O João Tenório Cavalcante, de Maringá, no lugar da metralhadora, carregava um machado. Era um sujeito da lida, que se transformou num dos maiores desbravadores do norte e noroeste do Paraná. Dele, Duque Estrada escreveu: “Dirigia uma turma que chegou a integrar 800 homens – um verdadeiro exército de machadeiros – que liquidou o maior perobal do mundo, reduzindo grande parte a cinzas, nas queimadas que somavam léguas”.
Segundo o escritor, no meio do ano, a fumaça produzia uma “bruma seca” que dificultava os voos de teco-teco, comuns naquela época. No rastro de Tenório e seus homens centenas de empreiteiros punham fogo nas árvores derrubadas. Aproveitavam a madeira e preparavam o terreno para o plantio de café e cereais. Duque Estrada diz que “dava pena a chacina de gigantescos troncos, com séculos de existência, deitados inermes sobre a terra, com as entranhas a fervilhar em fogo”.
Pau-marfim, cedro, figueira, pau-d’alho, jaracatiá e muita peroba-rosa tombavam. Após a derrubada, os empreiteiros contratavam outro batalhão de homens para fazer as covas e o plantio do café. A peonada se acomodava em ranchos de palmitos, dormia em rede ou estrado de madeira em meio a um enxame de mosquitos. Duque Estrada conta que alguns se sucumbiam à picada de jararacas, cascáveis ou urutus. Morriam com a queda de algum galho na cabeça ou na ponta de uma faca resultado de um entrevero por um pedaço de fumo.
Após a derrubada, a queimada e o plantio do café, chegavam os colonos, que construíam casas de madeira. Em meio ao cafezal, eles plantavam feijão, arroz e milho. Criavam porcos, aves, cavalos, burros e mulas. Enquanto a colheita não chegava, recorriam ao fornecedor, dono de uma casa de secos e molhados. Em Maringá, havia as de Napoleão Moreira da Silva e Ângelo Planas.

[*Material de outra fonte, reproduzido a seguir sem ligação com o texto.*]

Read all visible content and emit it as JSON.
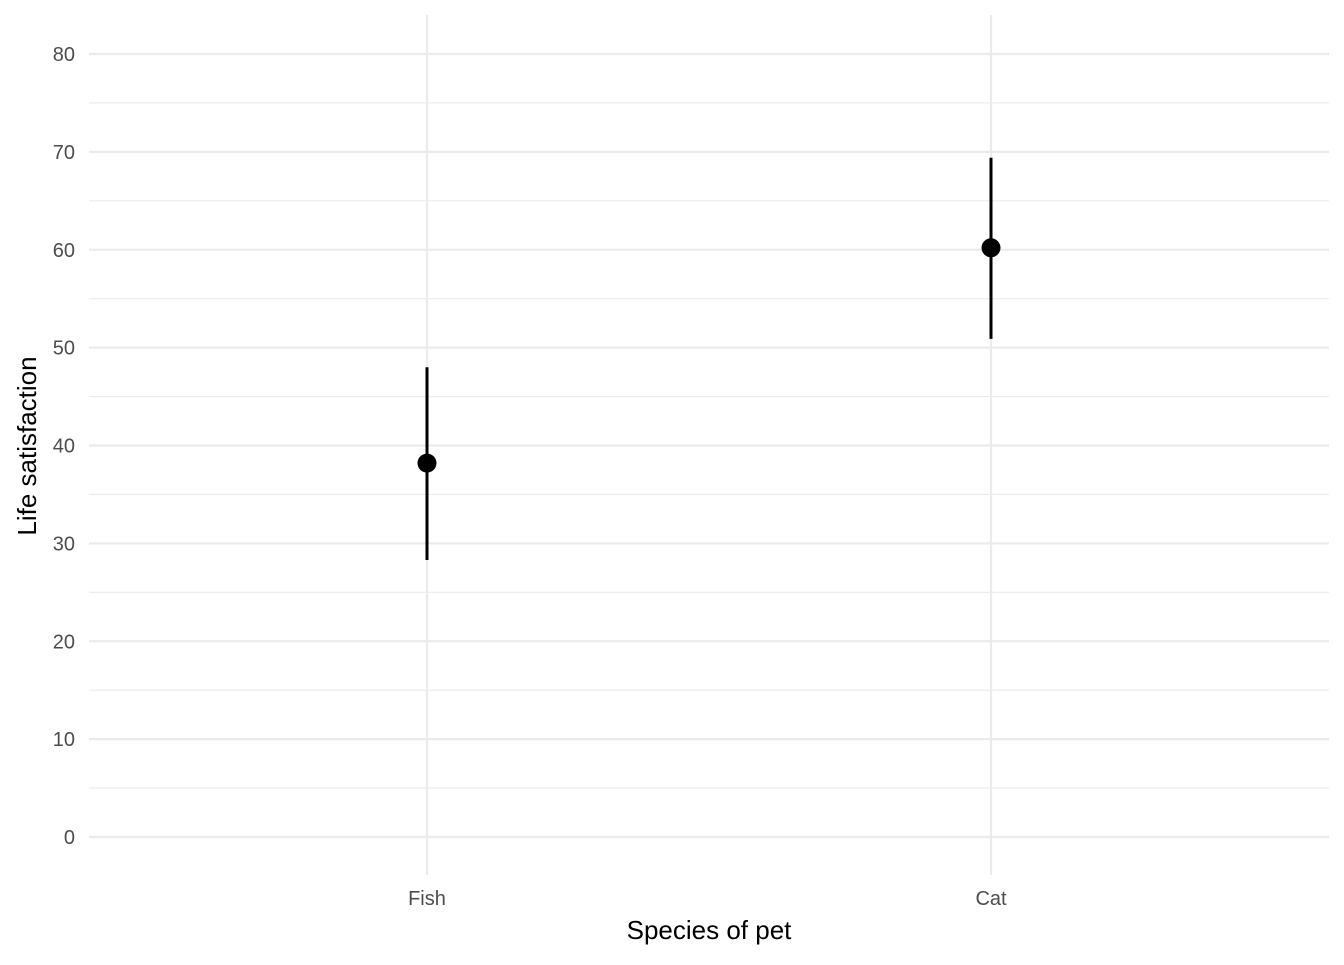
{
  "chart_data": {
    "type": "pointrange",
    "title": "",
    "xlabel": "Species of pet",
    "ylabel": "Life satisfaction",
    "categories": [
      "Fish",
      "Cat"
    ],
    "series": [
      {
        "points": [
          {
            "category": "Fish",
            "mean": 38.2,
            "lower": 28.3,
            "upper": 48.0
          },
          {
            "category": "Cat",
            "mean": 60.2,
            "lower": 50.9,
            "upper": 69.4
          }
        ]
      }
    ],
    "ylim": [
      -3.8,
      84
    ],
    "y_ticks": [
      "0",
      "10",
      "20",
      "30",
      "40",
      "50",
      "60",
      "70",
      "80"
    ],
    "y_tick_values": [
      0,
      10,
      20,
      30,
      40,
      50,
      60,
      70,
      80
    ],
    "y_minor_tick_values": [
      5,
      15,
      25,
      35,
      45,
      55,
      65,
      75
    ],
    "grid": true,
    "legend": "none",
    "colors": {
      "point": "#000000",
      "grid": "#ebebeb",
      "tick_text": "#4d4d4d",
      "axis_title": "#000000",
      "background": "#ffffff"
    }
  }
}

Não se sabe muito do João Tenório Cavalcante maringaense. Pernambucano, casado, tinha seis filhos, ele chegou a Maringá na década de 1940. Nascido em Bom Conselho, a 282 quilômetros do Recife, foi um dos muitos que se aventuraram para o norte do Paraná. Em entrevista à RT, em 2017, o pioneiro Hélio Colicchio contou que Tenório fora um grande empreiteiro. “Na maioria das vezes, ele recebia fazendas de mata virgem e entregava ao proprietário com o café plantado”, declarou.
Dizem que Tenório plantou mais de 20 milhões de pés de café no norte e noroeste do Paraná. Lauro Fernandes Moreira, outro pioneiro que o conheceu, disse à RT que a fama de “cumpridor de compromisso” ajudava o pernambucano a fechar grandes empreitadas. “Era um sujeito acessível, de bom humor, que sabia lidar com os peões, o que lhe permitia entregar o serviço no prazo combinado”, afirmou.

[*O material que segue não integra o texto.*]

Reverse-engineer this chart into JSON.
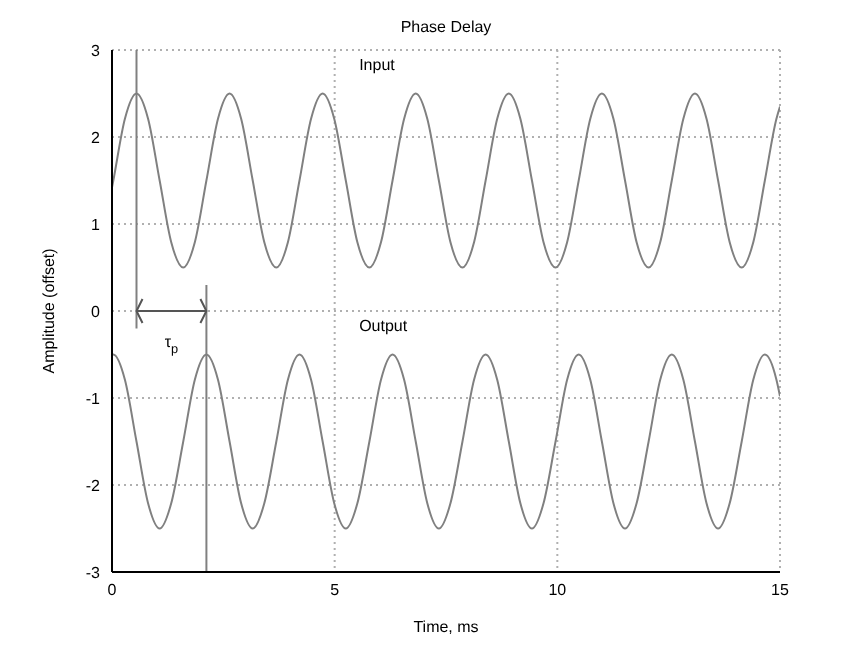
{
  "chart_data": {
    "type": "line",
    "title": "Phase Delay",
    "xlabel": "Time, ms",
    "ylabel": "Amplitude (offset)",
    "x": [
      0,
      0.03,
      0.29,
      0.55,
      0.81,
      1.07,
      1.33,
      1.6,
      1.86,
      2.12,
      2.38,
      2.64,
      2.9,
      3.16,
      3.42,
      3.69,
      3.95,
      4.21,
      4.47,
      4.73,
      4.99,
      5.25,
      5.51,
      5.78,
      6.04,
      6.3,
      6.56,
      6.82,
      7.08,
      7.34,
      7.6,
      7.87,
      8.13,
      8.39,
      8.65,
      8.91,
      9.17,
      9.43,
      9.69,
      9.96,
      10.22,
      10.48,
      10.74,
      11,
      11.26,
      11.52,
      11.78,
      12.05,
      12.31,
      12.57,
      12.83,
      13.09,
      13.35,
      13.61,
      13.87,
      14.14,
      14.4,
      14.66,
      14.92,
      15
    ],
    "series": [
      {
        "name": "Input",
        "color": "#808080",
        "values": [
          1.42,
          1.5,
          2.21,
          2.5,
          2.21,
          1.5,
          0.79,
          0.5,
          0.79,
          1.5,
          2.21,
          2.5,
          2.21,
          1.5,
          0.79,
          0.5,
          0.79,
          1.5,
          2.21,
          2.5,
          2.21,
          1.5,
          0.79,
          0.5,
          0.79,
          1.5,
          2.21,
          2.5,
          2.21,
          1.5,
          0.79,
          0.5,
          0.79,
          1.5,
          2.21,
          2.5,
          2.21,
          1.5,
          0.79,
          0.5,
          0.79,
          1.5,
          2.21,
          2.5,
          2.21,
          1.5,
          0.79,
          0.5,
          0.79,
          1.5,
          2.21,
          2.5,
          2.21,
          1.5,
          0.79,
          0.5,
          0.79,
          1.5,
          2.21,
          2.35
        ]
      },
      {
        "name": "Output",
        "color": "#808080",
        "values": [
          -0.5,
          -0.5,
          -0.79,
          -1.5,
          -2.21,
          -2.5,
          -2.21,
          -1.5,
          -0.79,
          -0.5,
          -0.79,
          -1.5,
          -2.21,
          -2.5,
          -2.21,
          -1.5,
          -0.79,
          -0.5,
          -0.79,
          -1.5,
          -2.21,
          -2.5,
          -2.21,
          -1.5,
          -0.79,
          -0.5,
          -0.79,
          -1.5,
          -2.21,
          -2.5,
          -2.21,
          -1.5,
          -0.79,
          -0.5,
          -0.79,
          -1.5,
          -2.21,
          -2.5,
          -2.21,
          -1.5,
          -0.79,
          -0.5,
          -0.79,
          -1.5,
          -2.21,
          -2.5,
          -2.21,
          -1.5,
          -0.79,
          -0.5,
          -0.79,
          -1.5,
          -2.21,
          -2.5,
          -2.21,
          -1.5,
          -0.79,
          -0.5,
          -0.79,
          -0.98
        ]
      }
    ],
    "xlim": [
      0,
      15
    ],
    "xticks": [
      0,
      5,
      10,
      15
    ],
    "ylim": [
      -3,
      3
    ],
    "yticks": [
      -3,
      -2,
      -1,
      0,
      1,
      2,
      3
    ],
    "grid": true,
    "marker": "none",
    "line_style": "solid",
    "ref_lines": [
      {
        "axis": "x",
        "value": 0.55,
        "color": "#808080"
      },
      {
        "axis": "x",
        "value": 2.12,
        "color": "#808080"
      }
    ],
    "annotations": [
      "τ$_{p}$"
    ]
  }
}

Para Moreira, naquele tempo, a diplomacia ao lidar com as pessoas fazia diferença. A maioria dos peões vivia do trabalho, portanto, eram pessoas rústicas, que podiam arrumar uma encrenca por qualquer coisa. Tenório os tratava com respeito e cumpria o que prometia. “Era gente que trabalhava num dia para comer outro, portanto, não podia ficar receber”, conta. O pernambucano pagava sempre no dia combinado.
Ao chegar a Maringá, Tenório comprou um hotel no Maringá Velho. Mas o comércio não era seu forte. Logo se desfez do negócio e começou a contratar empreitadas de mato para derrubar. Abriu fazendas em Maringá, nos arredores de Nova Esperança e Paranavaí. Ele tinha um caminhão e alugava outros para levar os contratados aos locais de trabalho.

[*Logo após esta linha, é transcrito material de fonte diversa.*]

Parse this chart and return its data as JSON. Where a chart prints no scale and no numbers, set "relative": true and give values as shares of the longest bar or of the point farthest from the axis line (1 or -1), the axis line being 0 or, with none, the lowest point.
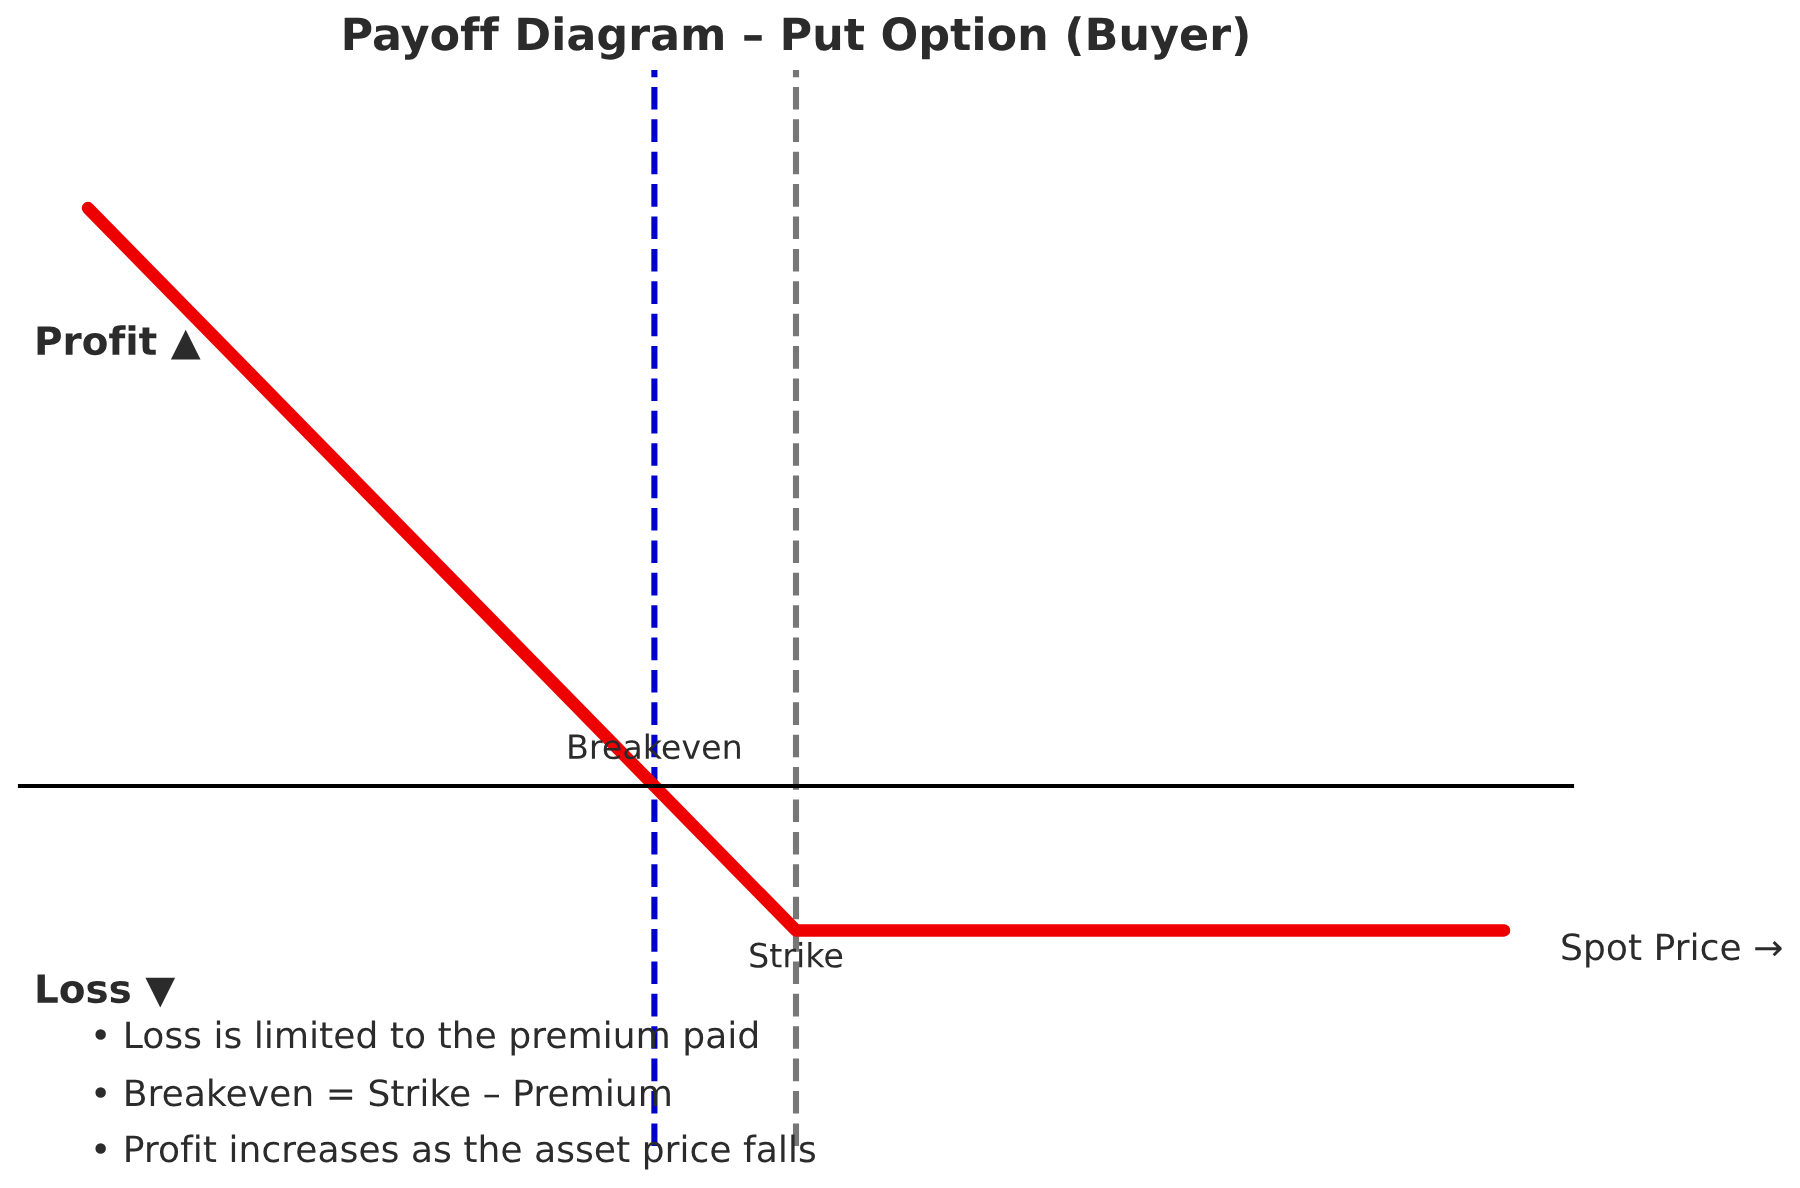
{
  "chart_data": {
    "type": "line",
    "title": "Payoff Diagram – Put Option (Buyer)",
    "categories": [
      null,
      null,
      null
    ],
    "values": [
      1,
      -0.25,
      -0.25
    ],
    "color": "#ee0000",
    "relative": true,
    "annotations": [
      "Profit ▲",
      {
        "text": "Breakeven",
        "y": 0
      },
      {
        "text": "Strike",
        "y": -0.25
      },
      "Loss ▼",
      "Spot Price →",
      "• Loss is limited to the premium paid",
      "• Breakeven = Strike – Premium",
      "• Profit increases as the asset price falls"
    ]
  }
}
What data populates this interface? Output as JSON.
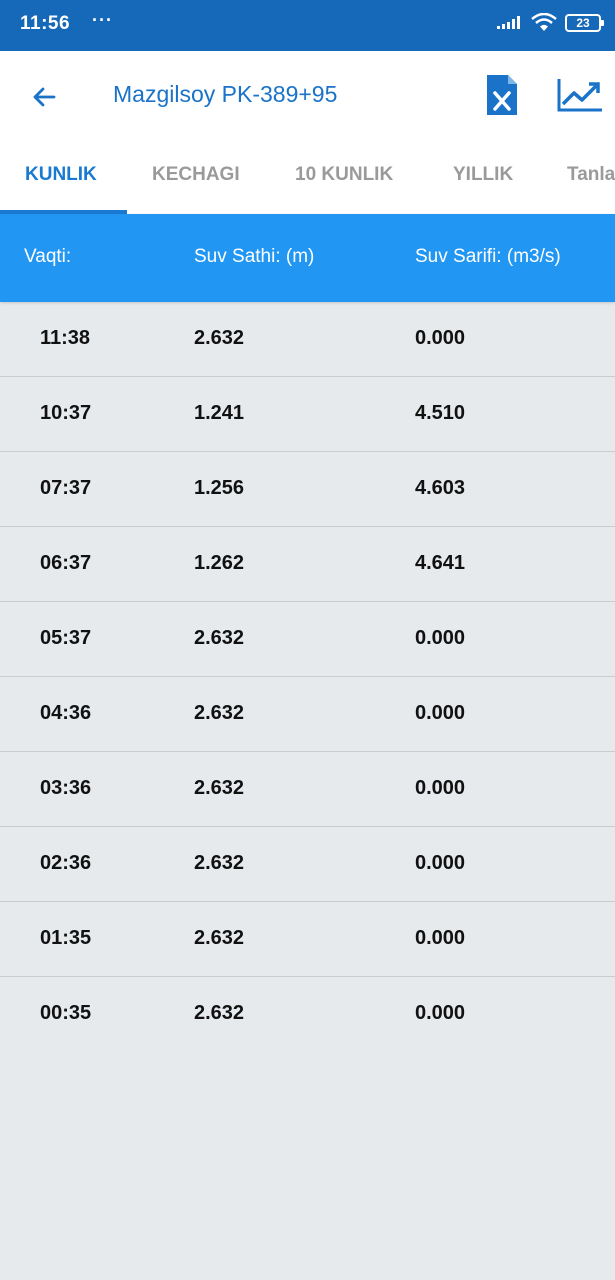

A maior parte das provisões para as empreitadas, Tenório comprava na Casa Napoleão. Raphael Colicchio, pai de Hélio Colicchio, e Napoleão Moreira da Silva eram donos do comércio. O filho, que trabalhava no balcão, disse à RT que a cada compra saía um caminhão abarrotado de mercadoria. Sacos de jabá, arroz, feijão, caixas de leite moça, machados, foices e trançadores. As mercadorias para alimentar centenas de homens seguiam para os acampamentos.
Com o passar dos anos, Raphael comprou a parte de Napoleão na sociedade do armazém de secos e molhados. À RT, Hélio contou que Tenório fazia do local uma espécie de escritório. A peonada chegava a Maringá à procura trabalho. Muitos iam lá, combinavam com ele e recebiam uma foice e um machado. No outro dia, pela manhã, subiam no caminhão e seguiam para derrubar mais uma mata.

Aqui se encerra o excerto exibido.